You need to consider whether you want your marriage irrespective of the other guy.

It does say something that you were open to an approach, it shows what your needs and wishes are. Just don’t set any store by that guy in particular IYSWIM.

theworldsbiggestcrocodile · 08/09/2021 09:41

Life is too short to stay in a dead marriage like that. I'm not saying it's easy to end things but can you imagine your next 30 years being spent like this.
The other than might be a goer or not, but free yourself up to pursue whatever new opportunities for happiness come your way. There is no place more lonely than being lonely in a Marriage in my opinion.

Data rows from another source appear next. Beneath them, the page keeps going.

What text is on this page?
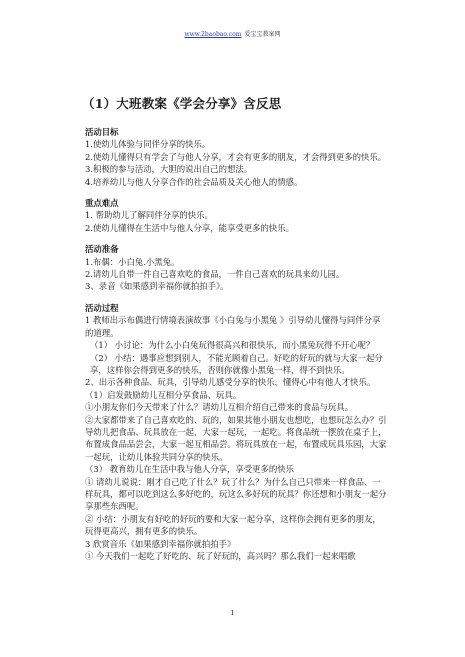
www.2baobao.com 爱宝宝教案网
（1）大班教案《学会分享》含反思
活动目标
1.使幼儿体验与同伴分享的快乐。
2.使幼儿懂得只有学会了与他人分享，才会有更多的朋友，才会得到更多的快乐。
3.积极的参与活动，大胆的说出自己的想法。
4.培养幼儿与他人分享合作的社会品质及关心他人的情感。
重点难点
1. 帮助幼儿了解同伴分享的快乐。
2.使幼儿懂得在生活中与他人分享，能享受更多的快乐。
活动准备
1.布偶：小白兔.小黑兔。
2.请幼儿自带一件自己喜欢吃的食品，一件自己喜欢的玩具来幼儿园。
3、录音《如果感到幸福你就拍拍手》。
活动过程
1 教师出示布偶进行情境表演故事《小白兔与小黑兔 》引导幼儿懂得与同伴分享的道理。
（1） 小讨论：为什么小白兔玩得很高兴和很快乐，而小黑兔玩得不开心呢？
（2） 小结：遇事应想到别人，不能光顾着自己。好吃的好玩的就与大家一起分享，这样你会得到更多的快乐，否则你就像小黑兔一样，得不到快乐。
2、出示各种食品、玩具，引导幼儿感受分享的快乐，懂得心中有他人才快乐。
（1）启发鼓励幼儿互相分享食品、玩具。
①小朋友你们今天带来了什么？请幼儿互相介绍自己带来的食品与玩具。
②大家都带来了自己喜欢吃的、玩的，如果其他小朋友也想吃，也想玩怎么办？引导幼儿把食品、玩具放在一起，大家一起玩，一起吃。将食品统一摆放在桌子上，布置成食品品尝会，大家一起互相品尝。将玩具放在一起，布置成玩具乐园，大家一起玩，让幼儿体验共同分享的快乐。
（3） 教育幼儿在生活中我与他人分享，享受更多的快乐
① 请幼儿说说：刚才自己吃了什么？玩了什么？为什么自己只带来一样食品、一样玩具，都可以吃到这么多好吃的，玩这么多好玩的玩具？你还想和小朋友一起分享那些东西呢。
② 小结：小朋友有好吃的好玩的要和大家一起分享，这样你会拥有更多的朋友，玩得更高兴，拥有更多的快乐。
3 欣赏音乐《如果感到幸福你就拍拍手》
① 今天我们一起吃了好吃的、玩了好玩的，高兴吗？那么我们一起来唱歌
1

L0stinCyberspace · 08/09/2021 14:12

@mathanxiety never - he's not gay, just depressed. Caught him using cam girls last year.

@Shelddd well I begged him to go to marriage counselling, talk to his GP, and went to marriage counselling on my own. Just recently asked DH again to go to marriage counselling. 6 weeks later, nothing.

OP posts:
mathanxiety · 08/09/2021 17:25

Caught him using cam girls last year.

FHS - get a solicitor. File for divorce.
Neither of you needs marriage counseling.

CorianderBee · 08/09/2021 17:40

@mathanxiety

Have you ever wondered if your H is gay?
Weird comment. Why would he be gay? They've been together over 20 years and he's only gone off sex recently
L0stinCyberspace · 08/09/2021 20:21

@mathanxiety why do u say neither of us needs a marriage counsellor?

@theworldsbiggestcrocodile you're right, I've been desperately lonely for years, and no, I can't imagine another 30 years of this. 10 has been dreadful.